Goodness how you wish that came true and that this OVA did not totally destroy you in the most painful way possible.

It's a common enough premise for a story, an AI who wants to feel love and be a human (see: Pinocchio). But usually, it's as Haru says; robots who want to feel love and happiness. But what about Natsu? Yamamoto tackles the negative emotions that accompany the loneliness and futility of human emotions by having Natsu. Natsu does not ask what love is. Instead he is held down by negative emotions. It's a stark realisation; would robots in these stories want to become human because of all of these negative emotions?

It's at the end that we receive our answer, and at that point would also be nice to receive a bucket of ice cream and a kitten to soothe the pain.

It's at the end that Haru realises what love is. It's then when Natsu realises that not all emotions are bad, and that Haru and Masa are worth the pain that he has suffered both emotionally and physically.

Haru's childlike naivety grated on me until the climax of the animation. That's the only thing I would mark down on, really. There was no real character development/heavy insight into their pasts, and Masa still remains a mystery, but seeing as it's a ten minute short, I'm willing to overlook this. However, Haru's naivety was what got me the most. His realisation at the end of the film of what love is to him; simple, comfortable, happiness, and the way that he simply states it caused something to well up in my from the inside and spill out of my eyes in the form of tears and from my mouth in the form of a sound more akin to a dying whale.

The art was beautiful, as usual from Soubi Yamamoto. As one of her earlier works, her proportions are still a bit skewed, and angles too sharp, but she retains her charming style of art and quirky animation through the captions littered across the short and patterns and real life photography contrasting with the exaggerated cartoon motion.

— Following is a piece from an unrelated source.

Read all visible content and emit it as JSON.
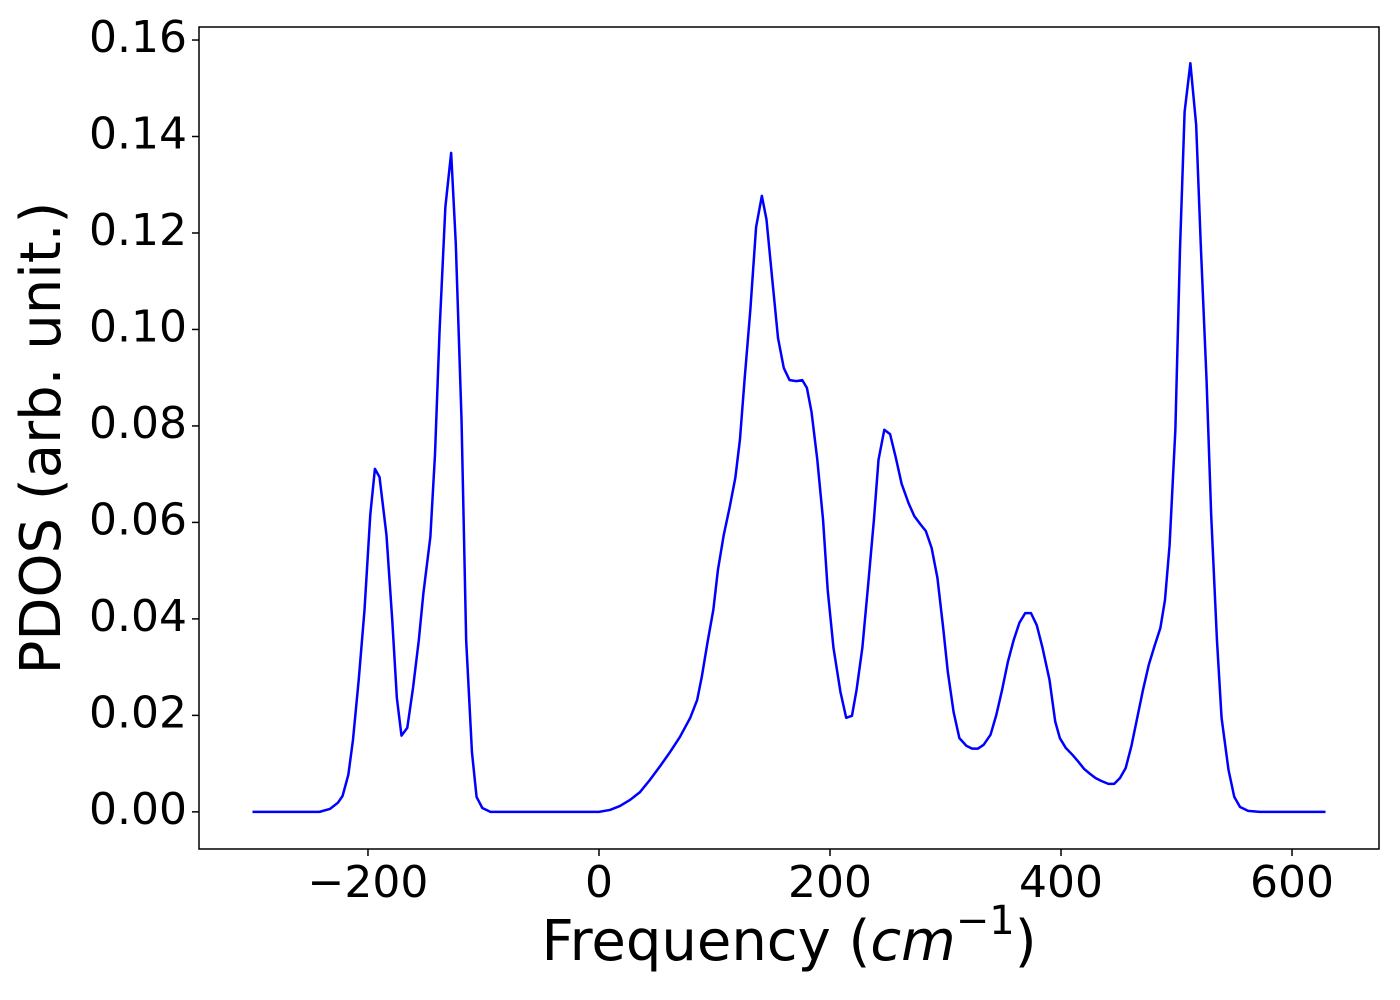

When I speak about the track played at the end of the short, I have to speak about that scene. All of that scene.

The music played is a quiet and slow piano piece, a simple arrangement of chords which lets the dialogue between Haru and Natsu shine through. The piece maintains its quiet melancholy even through the violent event that rips through the climax of the short, and maintains it still through choked out sobs and a simple realisation of what love is. When it started playing, it really did sound like a finality. Haru and Natsu, lit by the sun, walking hand-in-hand and that track emphasises their comfortable happiness that they share in that moment. Haru grieving, that track just emphasises his loss and his emotion. And finally, with the appearance of Masa, the notion of a 'home' and the realisation of love; a bittersweet relief that their search for the meaning of love had ended.

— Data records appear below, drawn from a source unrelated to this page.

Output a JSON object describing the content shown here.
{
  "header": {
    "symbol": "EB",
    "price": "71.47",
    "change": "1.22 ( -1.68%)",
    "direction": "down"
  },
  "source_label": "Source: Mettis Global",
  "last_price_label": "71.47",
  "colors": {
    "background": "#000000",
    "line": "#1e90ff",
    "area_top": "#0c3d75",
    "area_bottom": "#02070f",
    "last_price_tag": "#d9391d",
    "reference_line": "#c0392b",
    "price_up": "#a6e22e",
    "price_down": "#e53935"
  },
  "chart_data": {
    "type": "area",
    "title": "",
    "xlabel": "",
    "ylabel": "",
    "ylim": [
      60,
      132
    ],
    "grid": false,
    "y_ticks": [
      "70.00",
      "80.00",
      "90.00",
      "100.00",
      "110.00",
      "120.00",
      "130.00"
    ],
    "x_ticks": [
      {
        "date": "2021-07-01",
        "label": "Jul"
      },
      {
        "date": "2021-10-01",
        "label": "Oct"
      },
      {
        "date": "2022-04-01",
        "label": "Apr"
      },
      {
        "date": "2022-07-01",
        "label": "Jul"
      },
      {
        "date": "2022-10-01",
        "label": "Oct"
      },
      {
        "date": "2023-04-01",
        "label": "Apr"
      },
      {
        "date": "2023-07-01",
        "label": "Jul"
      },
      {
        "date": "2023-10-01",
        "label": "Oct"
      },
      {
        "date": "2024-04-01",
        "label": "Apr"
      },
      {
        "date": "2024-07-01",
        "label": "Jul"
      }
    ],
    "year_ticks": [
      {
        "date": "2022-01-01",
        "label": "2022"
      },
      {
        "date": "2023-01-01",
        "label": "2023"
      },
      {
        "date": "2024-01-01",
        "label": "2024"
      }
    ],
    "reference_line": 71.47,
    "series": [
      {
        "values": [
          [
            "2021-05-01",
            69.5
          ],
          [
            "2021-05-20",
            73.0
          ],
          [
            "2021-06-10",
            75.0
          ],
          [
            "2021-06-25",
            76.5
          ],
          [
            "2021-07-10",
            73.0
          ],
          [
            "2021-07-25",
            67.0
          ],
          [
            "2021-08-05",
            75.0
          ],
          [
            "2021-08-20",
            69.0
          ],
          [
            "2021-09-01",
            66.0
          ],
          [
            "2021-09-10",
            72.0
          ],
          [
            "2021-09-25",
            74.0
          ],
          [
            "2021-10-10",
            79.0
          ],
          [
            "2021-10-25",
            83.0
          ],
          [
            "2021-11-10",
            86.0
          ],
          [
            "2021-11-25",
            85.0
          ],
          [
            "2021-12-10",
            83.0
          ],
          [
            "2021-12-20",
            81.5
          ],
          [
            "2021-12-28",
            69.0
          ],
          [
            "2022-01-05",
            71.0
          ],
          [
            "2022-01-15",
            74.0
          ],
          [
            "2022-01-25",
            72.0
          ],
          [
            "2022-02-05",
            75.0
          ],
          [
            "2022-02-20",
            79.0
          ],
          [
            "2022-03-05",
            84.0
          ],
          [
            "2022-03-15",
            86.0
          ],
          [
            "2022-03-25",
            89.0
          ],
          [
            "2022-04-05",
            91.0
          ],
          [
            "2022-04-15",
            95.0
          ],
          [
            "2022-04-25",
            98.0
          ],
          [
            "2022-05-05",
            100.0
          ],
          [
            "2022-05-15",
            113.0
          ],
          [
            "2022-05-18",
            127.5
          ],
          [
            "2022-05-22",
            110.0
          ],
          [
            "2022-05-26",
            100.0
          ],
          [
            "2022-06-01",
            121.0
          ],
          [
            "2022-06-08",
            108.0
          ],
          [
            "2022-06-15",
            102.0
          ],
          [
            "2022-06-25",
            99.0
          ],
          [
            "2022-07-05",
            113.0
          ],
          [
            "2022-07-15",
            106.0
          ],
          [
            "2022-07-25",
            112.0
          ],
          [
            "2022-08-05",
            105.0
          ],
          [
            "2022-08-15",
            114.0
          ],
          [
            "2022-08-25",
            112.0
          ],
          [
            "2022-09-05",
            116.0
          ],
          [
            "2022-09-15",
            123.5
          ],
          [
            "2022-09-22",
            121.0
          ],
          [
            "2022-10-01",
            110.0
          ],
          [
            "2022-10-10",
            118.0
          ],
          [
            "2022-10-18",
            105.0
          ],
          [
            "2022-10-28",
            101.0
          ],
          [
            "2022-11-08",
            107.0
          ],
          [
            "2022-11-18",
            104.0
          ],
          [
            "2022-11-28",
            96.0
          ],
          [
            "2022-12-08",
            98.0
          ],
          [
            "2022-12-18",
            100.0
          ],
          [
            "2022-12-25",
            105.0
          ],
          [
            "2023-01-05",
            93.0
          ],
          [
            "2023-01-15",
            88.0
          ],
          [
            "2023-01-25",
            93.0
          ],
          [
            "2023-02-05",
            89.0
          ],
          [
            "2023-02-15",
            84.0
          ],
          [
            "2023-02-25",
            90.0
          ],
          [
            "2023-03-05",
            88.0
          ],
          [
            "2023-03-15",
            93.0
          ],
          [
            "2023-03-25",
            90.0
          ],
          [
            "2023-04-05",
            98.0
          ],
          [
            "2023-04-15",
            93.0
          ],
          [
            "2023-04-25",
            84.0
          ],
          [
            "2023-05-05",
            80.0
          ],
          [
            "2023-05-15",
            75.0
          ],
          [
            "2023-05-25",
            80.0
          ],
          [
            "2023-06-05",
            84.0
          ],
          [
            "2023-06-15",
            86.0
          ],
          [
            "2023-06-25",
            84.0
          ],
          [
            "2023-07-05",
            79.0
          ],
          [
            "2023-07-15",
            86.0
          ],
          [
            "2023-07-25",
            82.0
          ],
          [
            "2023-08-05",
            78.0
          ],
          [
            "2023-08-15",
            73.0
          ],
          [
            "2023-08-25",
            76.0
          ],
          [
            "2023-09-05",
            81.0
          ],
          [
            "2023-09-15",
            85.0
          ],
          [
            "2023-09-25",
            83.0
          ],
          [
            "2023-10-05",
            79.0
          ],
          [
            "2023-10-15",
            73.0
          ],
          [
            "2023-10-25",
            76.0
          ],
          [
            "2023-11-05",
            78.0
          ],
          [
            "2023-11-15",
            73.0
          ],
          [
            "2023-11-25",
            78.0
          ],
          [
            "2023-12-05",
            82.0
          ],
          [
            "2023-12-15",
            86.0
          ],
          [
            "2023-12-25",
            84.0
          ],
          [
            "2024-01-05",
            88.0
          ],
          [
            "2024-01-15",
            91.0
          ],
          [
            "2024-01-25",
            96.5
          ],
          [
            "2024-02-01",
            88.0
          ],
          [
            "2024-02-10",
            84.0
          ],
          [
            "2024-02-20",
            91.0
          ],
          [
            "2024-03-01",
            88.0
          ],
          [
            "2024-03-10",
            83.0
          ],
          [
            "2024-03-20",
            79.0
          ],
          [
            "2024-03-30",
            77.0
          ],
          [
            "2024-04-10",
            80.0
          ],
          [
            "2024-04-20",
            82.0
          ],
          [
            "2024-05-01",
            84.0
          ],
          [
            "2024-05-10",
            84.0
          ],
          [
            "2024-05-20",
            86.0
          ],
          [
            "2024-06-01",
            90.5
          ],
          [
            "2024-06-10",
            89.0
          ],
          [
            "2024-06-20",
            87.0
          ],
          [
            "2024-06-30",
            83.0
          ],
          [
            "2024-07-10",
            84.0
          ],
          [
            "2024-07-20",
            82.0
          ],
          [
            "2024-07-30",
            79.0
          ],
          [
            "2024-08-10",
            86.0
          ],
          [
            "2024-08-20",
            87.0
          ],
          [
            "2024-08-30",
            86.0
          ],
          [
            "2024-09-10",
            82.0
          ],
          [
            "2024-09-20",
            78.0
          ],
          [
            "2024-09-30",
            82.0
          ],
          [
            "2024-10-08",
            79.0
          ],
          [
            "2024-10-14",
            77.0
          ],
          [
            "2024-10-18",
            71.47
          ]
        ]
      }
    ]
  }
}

At the end, I did not cry from grief. I cried from happiness that finally, two cruelly abandoned robots had a loving home. From the happiness that at last, they knew the despair and joy of human emotion.

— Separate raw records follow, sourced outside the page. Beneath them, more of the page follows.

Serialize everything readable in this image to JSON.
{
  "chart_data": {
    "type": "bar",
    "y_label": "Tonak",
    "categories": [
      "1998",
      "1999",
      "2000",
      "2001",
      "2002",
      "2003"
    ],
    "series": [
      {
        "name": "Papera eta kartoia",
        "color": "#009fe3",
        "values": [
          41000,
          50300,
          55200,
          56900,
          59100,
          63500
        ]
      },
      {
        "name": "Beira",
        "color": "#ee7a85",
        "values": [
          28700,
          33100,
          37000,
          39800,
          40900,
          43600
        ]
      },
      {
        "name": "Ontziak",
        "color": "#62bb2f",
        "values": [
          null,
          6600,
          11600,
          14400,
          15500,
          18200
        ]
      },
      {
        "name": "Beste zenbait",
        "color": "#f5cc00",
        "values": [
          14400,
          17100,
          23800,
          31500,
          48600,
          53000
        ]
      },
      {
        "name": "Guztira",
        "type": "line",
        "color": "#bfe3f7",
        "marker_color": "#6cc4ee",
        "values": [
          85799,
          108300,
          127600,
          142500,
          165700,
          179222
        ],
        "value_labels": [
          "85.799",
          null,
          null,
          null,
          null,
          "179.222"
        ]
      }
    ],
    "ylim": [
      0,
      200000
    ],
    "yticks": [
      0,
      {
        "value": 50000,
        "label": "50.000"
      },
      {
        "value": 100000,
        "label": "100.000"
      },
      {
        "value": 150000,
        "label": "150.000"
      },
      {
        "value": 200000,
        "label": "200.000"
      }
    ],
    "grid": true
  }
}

Perhaps you watch it, fully invested in this fictional world, but it will hit you. Seeing what were two empty shells filled up with human emotions when they were not programmed to do so did something to me.

You finish watching and you ask yourself; 'what is love?'

The entire short was a reminder of being human. Of feeling. And that's what I love about Yamamoto's scriptwriting. Her take on the human condition and the philosophies adopted by her characters is thought provoking and touching, and you'll find yourself thinking about that question long after you have watched this short.

'What is love?' you think.

Thinking about it makes you cry more, so you quickly abandon the thought in favour of a family sized bucket of ice-cream and a blanket in an attempt to stop your tears.